Prof. Vladimir Privman
Department of Physics, Clarkson University, Potsdam, NY

Solid-State Quantum Computing in Semiconductor Structures

Quantum information processing is an exciting new paradigm that has generated new emphases and trends in solid-state physics. We offer a general overview of the subject, followed by a survey of our recent work on quantum computing in semiconductor heterostructures. We describe the status of this field and summarize modeling of decoherence, relaxation, and interaction properties in systems which are candidate for quantum computing implementations. Results include systematic investigation of interactions and decoherence in semiconductor quantum wells and heterojunctions, with initial applications for nuclear spins as quantum bits.

March 27, 2001
3:00 pm (Tuesday)

Prof. Mark Novotny
Center for Computational Science and Information Technology, Florida State University, Tallahassee

Parallel Discrete Event Simulations: A Physicist's Perspective

Discrete Event Simulations (DES) are used in a large number of engineering, scientific, military, and manufacturing applications. Our application is to use a type of DES known as kinetic Monte Carlo to study dynamics of nanoscale ferromagnets. I will introduce DES, and the idea of `virtual time' which is used in parallel DES (PDES) simulations. The importance of avoiding causality violations in PDES will be described, and both the conservative and optimistic approaches to causality violations introduced. One important question to be addressed is the scalability of PDES algorithms, i.e. the computer simulation time required as the number of processing elements and the problem size grow. A recent connection [1] between non-equilibrium surface science and the PDES `virtual time' allows questions of scalability to be addressed. For example, we have recently proven in 1-dimension that ALL conservative short-ranged PDES are scalable for the computation portion of the algorithm [1]. This is independent of the specific PDES problem. I will present numerical evidence that this is also true for PDES in higher dimensions [2]. Methods [3] to make both the computation and the measurement portions of ALL short-ranged PDES scalable will be described.

March 30, 2001
3:00 pm (Friday)

Prof. Klaus Bartschat
Department of Physics and Astronomy, Drake University, Des Moines, Iowa

Electron Collisions with Atoms and Ions: Recent Developments in Theory, Experiment, and Computer Simulations

Recent developments in the formal description and the numerical treatment of electron collisions with atoms and ions, together with the rapid growth in computer hardware, have opened the opportunity for benchmark comparisons between experimental data and theoretical predictions.

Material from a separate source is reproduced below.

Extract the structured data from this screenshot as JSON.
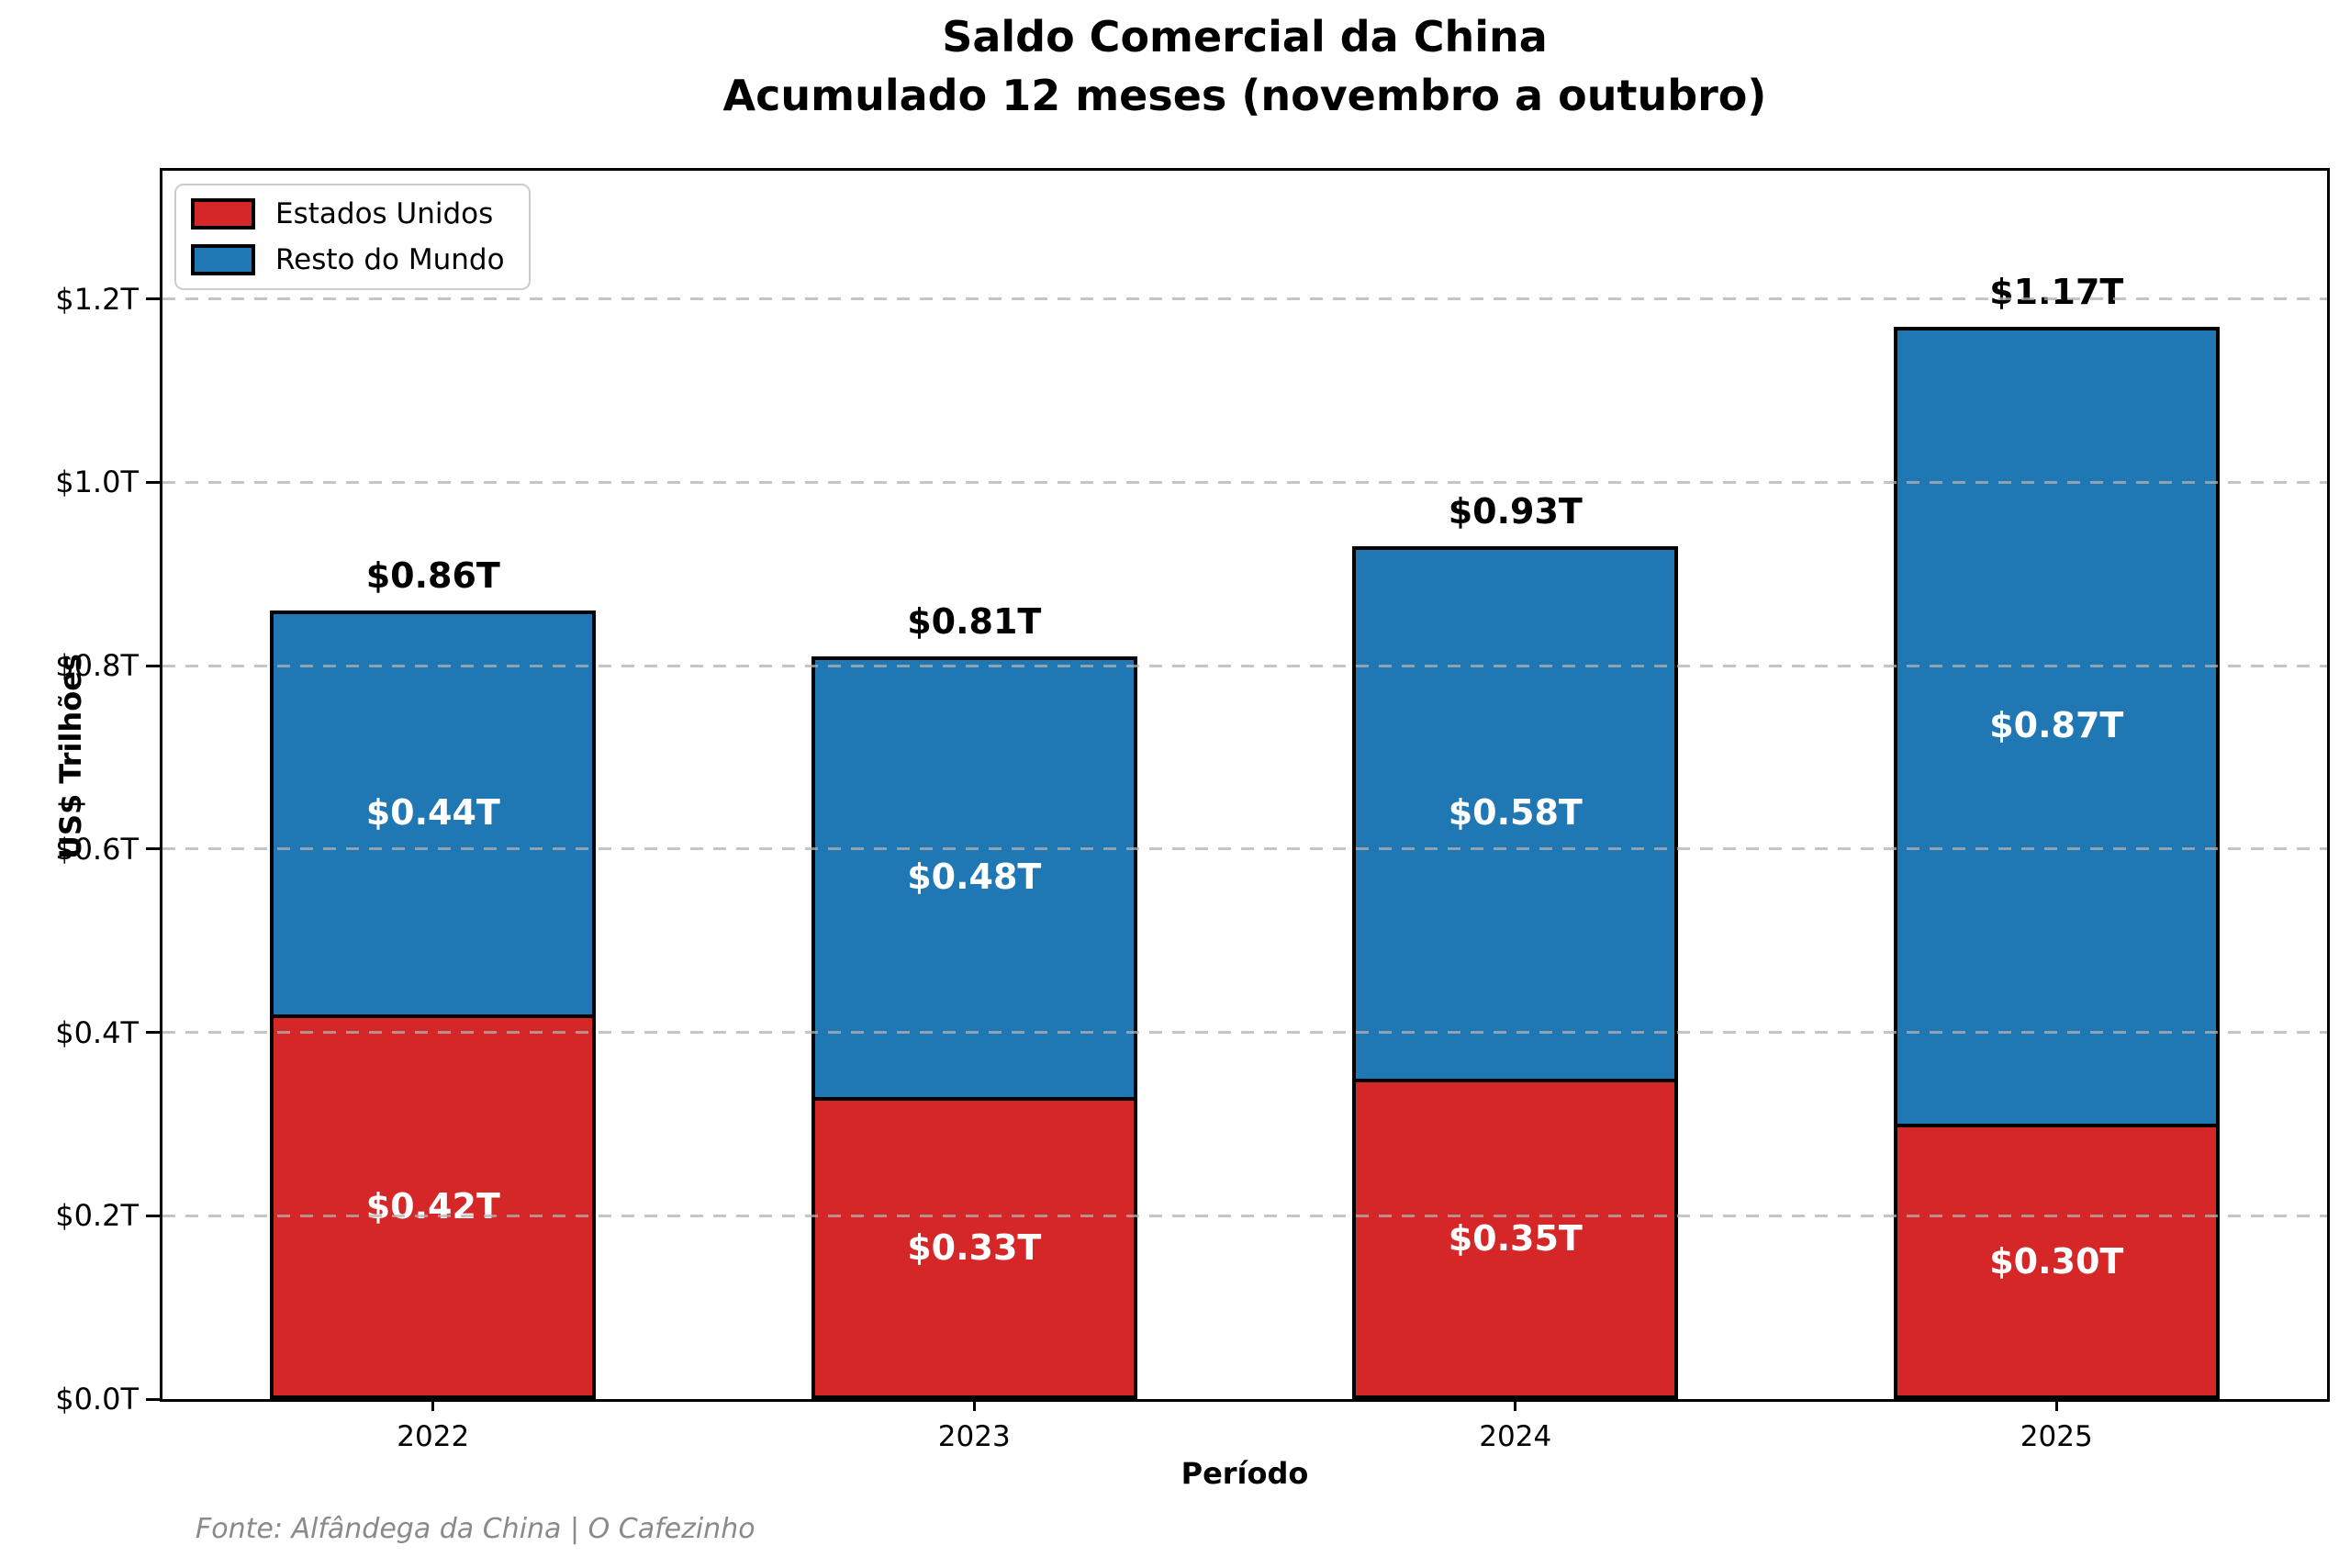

In this talk, basic experimental setups to study excitation, ionization, and simultaneous ionization--excitation will be introduced, together with the principal ideas behind state-of-the-art numerical methods used in this field. Furthermore, the reliability of currently available atomic data for electron collisions will be critically assessed. Finally, ways of visualizing the outcome of atomic collision processes by using animated computer graphics to represent the charge cloud of collisionally excited atomic states (see http://bartschat.drake.edu/dloveall for details) will be shown.

April 6, 2001
3:00 pm (Friday)

Dr. Mark M McKinnon
National Radio Astronomy Observatory, Greenbank, West Virginia

The Orthogonal Modes of Polarization in Pulsar Radio Emission

The polarization properties of the individual pulses from pulsars have been observed in an attempt to understand the radio emission mechanism of pulsars. Upon conducting these observations, one finds that the emission actually consists of two modes of orthogonally polarized radiation. The large variations in the emission's degree of polarization and the random switching between modes suggest that the interaction of the modes is a stochastic process. Indeed, a simple statistical model that describes the emission as the simultaneous interaction of two completely polarized, orthogonal modes can reproduce the observed polarization properties of the emission. The statistical model can be used to determine the intrinsic polarization properties of the orthogonal modes. The superposition of the modes can also account for the observed depolarization of the radio emission.